Doch bei den Freiheitlichen sieht es nicht viel anders aus. Auch hier gilt: Hofer- Wähler gehören nicht automatisch der FPÖ, die mit 31 Prozent Zustimmung dennoch als derzeit stärkste Partei gilt. Anlass zum Jubeln haben die Blauen aber deshalb auch nicht wirklich, haben sie doch in der Hochrechnung der Linzer Wahlforscher um einen Prozentpunkt weniger als noch im Oktober und sogar drei Prozentpunkte weniger als im August.

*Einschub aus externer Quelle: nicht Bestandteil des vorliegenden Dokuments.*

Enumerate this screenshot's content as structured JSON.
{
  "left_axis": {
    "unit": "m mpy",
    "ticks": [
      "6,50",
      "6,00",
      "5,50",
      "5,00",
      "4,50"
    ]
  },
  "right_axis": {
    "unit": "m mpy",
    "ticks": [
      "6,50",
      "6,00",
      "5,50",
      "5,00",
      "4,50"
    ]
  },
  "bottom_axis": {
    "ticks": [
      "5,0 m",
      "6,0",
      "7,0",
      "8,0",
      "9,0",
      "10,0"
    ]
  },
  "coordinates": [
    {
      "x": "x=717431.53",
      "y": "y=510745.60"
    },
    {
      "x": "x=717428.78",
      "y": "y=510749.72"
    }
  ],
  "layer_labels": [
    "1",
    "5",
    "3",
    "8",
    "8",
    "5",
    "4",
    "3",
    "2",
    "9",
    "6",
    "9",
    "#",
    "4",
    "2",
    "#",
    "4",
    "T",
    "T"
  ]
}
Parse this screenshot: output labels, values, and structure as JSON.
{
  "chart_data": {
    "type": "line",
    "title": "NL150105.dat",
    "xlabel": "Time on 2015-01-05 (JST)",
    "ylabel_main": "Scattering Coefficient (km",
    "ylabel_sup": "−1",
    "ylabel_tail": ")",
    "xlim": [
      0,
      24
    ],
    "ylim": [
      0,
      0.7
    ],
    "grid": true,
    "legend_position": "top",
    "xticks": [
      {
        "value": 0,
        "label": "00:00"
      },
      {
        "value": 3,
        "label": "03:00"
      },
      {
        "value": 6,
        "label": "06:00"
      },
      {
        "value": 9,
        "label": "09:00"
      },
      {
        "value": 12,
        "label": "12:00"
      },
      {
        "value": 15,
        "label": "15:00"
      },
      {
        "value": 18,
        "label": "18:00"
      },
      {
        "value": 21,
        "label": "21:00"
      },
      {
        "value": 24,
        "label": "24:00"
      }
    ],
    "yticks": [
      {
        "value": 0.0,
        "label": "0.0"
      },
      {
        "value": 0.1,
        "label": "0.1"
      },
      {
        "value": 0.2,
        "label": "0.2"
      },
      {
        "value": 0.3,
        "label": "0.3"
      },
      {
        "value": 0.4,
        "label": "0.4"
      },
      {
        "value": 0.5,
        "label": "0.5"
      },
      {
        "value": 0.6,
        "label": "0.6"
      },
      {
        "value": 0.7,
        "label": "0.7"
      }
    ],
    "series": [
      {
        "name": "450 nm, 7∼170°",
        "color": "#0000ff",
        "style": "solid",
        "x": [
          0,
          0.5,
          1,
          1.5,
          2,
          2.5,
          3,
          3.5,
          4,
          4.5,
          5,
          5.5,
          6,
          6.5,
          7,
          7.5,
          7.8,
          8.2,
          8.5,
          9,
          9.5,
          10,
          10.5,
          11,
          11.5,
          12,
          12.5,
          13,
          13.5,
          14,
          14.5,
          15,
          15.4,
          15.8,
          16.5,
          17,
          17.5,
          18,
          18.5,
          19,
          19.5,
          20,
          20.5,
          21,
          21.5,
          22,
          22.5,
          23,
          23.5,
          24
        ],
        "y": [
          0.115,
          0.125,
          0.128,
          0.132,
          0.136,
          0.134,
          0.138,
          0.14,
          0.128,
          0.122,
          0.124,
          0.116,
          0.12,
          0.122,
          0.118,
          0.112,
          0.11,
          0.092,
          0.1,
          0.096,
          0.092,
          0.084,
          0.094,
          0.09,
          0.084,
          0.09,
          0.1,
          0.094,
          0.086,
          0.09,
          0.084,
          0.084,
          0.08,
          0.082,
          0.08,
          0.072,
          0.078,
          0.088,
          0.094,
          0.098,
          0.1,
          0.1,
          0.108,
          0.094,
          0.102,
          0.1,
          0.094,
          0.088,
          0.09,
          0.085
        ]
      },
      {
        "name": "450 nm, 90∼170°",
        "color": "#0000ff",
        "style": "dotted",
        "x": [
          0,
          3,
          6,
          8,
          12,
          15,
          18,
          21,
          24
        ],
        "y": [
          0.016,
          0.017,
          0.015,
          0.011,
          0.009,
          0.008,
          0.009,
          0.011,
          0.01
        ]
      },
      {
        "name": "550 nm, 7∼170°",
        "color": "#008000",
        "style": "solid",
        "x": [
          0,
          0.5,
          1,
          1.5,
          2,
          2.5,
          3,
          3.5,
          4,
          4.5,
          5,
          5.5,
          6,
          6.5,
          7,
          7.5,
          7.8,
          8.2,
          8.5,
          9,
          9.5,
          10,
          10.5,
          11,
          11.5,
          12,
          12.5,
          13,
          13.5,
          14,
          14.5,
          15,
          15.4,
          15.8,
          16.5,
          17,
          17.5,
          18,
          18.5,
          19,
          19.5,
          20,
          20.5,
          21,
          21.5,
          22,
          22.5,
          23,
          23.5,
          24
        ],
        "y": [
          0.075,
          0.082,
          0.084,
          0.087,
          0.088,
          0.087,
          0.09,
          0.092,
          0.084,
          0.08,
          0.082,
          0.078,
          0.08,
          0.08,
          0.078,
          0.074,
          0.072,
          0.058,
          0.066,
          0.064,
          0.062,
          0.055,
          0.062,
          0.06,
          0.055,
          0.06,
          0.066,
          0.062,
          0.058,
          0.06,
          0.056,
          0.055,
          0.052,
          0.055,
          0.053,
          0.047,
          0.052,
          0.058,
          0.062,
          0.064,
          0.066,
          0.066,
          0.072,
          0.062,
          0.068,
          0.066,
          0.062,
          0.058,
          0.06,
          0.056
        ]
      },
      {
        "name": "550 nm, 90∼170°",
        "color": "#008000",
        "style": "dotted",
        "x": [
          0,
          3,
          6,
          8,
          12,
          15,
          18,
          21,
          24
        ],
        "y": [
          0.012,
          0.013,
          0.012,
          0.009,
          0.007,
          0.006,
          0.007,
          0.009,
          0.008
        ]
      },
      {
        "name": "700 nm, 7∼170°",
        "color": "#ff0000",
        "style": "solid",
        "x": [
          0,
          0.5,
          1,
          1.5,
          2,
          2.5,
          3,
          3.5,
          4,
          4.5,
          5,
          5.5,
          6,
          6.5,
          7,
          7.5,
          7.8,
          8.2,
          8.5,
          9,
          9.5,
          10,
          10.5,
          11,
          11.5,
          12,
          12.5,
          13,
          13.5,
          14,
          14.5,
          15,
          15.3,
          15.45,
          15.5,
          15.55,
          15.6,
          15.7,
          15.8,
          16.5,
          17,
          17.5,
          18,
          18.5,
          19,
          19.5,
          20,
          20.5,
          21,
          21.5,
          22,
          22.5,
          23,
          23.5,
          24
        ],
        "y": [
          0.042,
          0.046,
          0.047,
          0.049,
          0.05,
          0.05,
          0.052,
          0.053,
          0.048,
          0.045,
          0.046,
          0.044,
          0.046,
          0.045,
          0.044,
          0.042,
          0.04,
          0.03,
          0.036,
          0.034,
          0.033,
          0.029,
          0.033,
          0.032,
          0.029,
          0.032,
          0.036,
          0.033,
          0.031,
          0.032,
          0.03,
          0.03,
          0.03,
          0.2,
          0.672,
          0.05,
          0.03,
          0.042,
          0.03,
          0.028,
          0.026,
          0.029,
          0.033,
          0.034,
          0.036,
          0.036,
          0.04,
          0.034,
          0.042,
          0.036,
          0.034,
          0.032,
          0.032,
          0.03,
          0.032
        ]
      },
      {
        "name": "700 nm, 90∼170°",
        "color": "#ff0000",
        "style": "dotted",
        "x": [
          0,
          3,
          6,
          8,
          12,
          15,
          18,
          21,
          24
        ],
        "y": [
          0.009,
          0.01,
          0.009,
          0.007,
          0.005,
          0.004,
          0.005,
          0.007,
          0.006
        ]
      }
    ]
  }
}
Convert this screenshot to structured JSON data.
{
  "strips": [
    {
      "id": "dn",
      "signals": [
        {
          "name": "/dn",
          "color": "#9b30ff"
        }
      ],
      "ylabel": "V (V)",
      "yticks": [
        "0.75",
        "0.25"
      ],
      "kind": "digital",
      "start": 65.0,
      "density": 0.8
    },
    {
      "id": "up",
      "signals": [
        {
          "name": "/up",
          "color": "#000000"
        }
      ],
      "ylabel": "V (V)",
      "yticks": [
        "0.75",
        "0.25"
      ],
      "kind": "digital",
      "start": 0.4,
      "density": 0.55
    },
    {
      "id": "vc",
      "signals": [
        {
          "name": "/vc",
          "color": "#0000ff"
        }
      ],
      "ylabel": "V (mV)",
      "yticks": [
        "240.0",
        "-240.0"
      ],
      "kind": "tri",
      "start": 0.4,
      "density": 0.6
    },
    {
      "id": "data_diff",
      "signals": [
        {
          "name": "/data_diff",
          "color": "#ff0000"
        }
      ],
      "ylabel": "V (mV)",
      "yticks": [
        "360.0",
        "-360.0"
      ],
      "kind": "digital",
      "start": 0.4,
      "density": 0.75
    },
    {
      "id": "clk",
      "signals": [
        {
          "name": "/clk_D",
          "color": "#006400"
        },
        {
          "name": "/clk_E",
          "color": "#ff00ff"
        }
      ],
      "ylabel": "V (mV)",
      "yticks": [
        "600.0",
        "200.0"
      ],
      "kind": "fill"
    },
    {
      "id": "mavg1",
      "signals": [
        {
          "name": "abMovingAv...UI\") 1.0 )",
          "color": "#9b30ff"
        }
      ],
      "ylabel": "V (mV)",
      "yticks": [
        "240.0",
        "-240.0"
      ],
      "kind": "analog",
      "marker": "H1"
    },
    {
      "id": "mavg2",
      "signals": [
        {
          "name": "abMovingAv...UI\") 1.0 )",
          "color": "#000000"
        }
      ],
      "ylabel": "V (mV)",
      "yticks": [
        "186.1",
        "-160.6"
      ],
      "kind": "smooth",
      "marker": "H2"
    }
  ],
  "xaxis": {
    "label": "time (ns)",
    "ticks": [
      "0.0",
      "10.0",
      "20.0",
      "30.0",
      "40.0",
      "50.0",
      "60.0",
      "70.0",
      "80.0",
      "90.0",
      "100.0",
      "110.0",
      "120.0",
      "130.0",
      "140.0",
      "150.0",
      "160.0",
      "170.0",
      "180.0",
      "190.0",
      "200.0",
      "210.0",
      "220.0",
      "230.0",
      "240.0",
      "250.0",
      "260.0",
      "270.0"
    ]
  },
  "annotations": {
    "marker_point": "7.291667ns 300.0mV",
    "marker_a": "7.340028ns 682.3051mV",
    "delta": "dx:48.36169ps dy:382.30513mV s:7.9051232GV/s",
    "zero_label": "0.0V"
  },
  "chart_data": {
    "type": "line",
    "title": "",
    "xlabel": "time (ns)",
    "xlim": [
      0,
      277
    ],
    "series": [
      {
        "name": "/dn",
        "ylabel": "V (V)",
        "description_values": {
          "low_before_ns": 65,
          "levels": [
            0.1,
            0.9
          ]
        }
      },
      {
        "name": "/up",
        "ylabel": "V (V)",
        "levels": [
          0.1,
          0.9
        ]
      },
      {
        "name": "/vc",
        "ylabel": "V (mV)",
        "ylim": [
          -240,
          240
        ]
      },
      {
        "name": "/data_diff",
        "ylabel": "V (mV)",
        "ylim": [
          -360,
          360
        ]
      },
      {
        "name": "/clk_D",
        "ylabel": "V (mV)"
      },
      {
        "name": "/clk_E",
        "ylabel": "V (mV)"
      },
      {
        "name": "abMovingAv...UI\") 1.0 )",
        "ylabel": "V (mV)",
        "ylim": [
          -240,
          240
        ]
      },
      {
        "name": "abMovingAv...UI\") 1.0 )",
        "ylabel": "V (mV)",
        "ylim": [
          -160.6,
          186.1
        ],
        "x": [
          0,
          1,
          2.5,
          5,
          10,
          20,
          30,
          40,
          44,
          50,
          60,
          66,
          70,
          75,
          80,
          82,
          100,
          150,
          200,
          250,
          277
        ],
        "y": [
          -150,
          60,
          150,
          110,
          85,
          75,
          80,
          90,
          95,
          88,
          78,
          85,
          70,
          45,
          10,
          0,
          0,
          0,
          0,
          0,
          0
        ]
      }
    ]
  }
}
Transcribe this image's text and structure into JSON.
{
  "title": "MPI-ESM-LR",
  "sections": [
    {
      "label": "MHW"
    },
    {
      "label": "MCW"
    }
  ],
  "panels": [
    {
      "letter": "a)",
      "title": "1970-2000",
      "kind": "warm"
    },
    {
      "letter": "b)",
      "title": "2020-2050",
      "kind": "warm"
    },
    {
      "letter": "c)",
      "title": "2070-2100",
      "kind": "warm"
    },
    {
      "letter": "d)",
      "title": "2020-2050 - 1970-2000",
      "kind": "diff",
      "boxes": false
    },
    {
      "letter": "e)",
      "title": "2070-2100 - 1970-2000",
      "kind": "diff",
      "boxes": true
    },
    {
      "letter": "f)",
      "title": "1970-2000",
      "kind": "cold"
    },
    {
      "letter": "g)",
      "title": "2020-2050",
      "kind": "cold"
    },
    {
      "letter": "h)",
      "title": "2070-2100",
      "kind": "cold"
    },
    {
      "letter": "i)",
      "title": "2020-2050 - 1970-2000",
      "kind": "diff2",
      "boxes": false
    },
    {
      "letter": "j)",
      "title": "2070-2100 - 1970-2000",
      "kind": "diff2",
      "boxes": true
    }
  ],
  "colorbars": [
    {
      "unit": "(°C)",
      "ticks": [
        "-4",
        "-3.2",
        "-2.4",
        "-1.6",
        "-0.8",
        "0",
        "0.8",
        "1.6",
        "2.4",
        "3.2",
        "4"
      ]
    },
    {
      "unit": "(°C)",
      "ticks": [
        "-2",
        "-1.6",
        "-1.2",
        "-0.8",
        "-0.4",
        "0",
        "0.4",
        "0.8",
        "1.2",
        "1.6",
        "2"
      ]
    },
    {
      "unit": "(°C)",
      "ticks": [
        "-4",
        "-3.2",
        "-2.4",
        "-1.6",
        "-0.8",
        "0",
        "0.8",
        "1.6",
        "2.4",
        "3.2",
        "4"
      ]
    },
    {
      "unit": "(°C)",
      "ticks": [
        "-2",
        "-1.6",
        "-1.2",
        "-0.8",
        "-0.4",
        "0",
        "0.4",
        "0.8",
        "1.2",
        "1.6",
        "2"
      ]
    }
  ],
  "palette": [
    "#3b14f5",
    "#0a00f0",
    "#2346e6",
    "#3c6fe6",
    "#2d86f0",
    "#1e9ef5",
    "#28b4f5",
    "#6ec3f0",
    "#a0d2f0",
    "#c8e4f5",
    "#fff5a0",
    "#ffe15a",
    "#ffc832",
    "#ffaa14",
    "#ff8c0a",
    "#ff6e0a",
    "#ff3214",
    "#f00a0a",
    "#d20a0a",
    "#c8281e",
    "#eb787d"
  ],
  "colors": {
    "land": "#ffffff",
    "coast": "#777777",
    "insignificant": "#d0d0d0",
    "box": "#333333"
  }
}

SPÖ bei 25 Prozent, ÖVP bei 22 Prozent

Die Kanzlerpartei SPÖ liegt laut Market- Umfrage derzeit bei 25 Prozent - unverändert seit August. Die ÖVP konnte sich unterdessen seit ihrem Tief im Sommer - die Partei von Vizekanzler Reinhold Mitterlehner hatte im August nur 18 Prozent verzeichnet - zwar erholen, diese Erholung schlug sich aber schon Anfang Oktober mit 21 Prozent in der Hochrechnung nieder, derzeit sind es 22 Prozent. Laut den Wahlforschern dürfte sich wohl bereits im Frühherbst eine kleine Verschiebung von Blau zu Schwarz ergeben haben.

Bundeskanzler Kern und Vizekanzler Mitterlehner
Foto: APA/HELMUT FOHRINGER

Auch kein Präsidentenbonus in der Kanzlerfrage

Auch in der Kanzlerfrage hat die Präsidentenwahl weder den Grünen noch den Blauen genützt. So wünschen sich aktuell nur 20 Prozent der Befragten einen Kanzler Heinz- Christian Strache. Die Zustimmung zum FPÖ- Chef ist im Jahresvergleich sogar geschrumpft.

Heinz-Christian Strache mit Norbert Hofer
Foto: APA/fotokerschi.at

Grünen- Chefin Eva Glawischnig kommt in der Kanzlerfrage gar nur auf zwei Prozent - gleich wenig wie Robert Lugar vom Team Stronach. Selbst NEOS- Chef Matthias Strolz kommt hier auf fünf Prozent Zustimmung. Den besten Wert in der Kanzlerfrage fährt Amtsinhaber Christian Kern mit 41 Prozent ein.

Heinz-Christian Strache, Eva Glawischnig
Foto: APA/Herbert P. Oczeret

Regierungsparteien müssen auf Wechselwähler hoffen

Was die Nationalratswahl betrifft, müssen SPÖ und ÖVP jedenfalls auf die Wechselwähler hoffen, da sie laut der Market- Umfrage mit zusammen 47 Prozent derzeit auf keine Mehrheit kommen.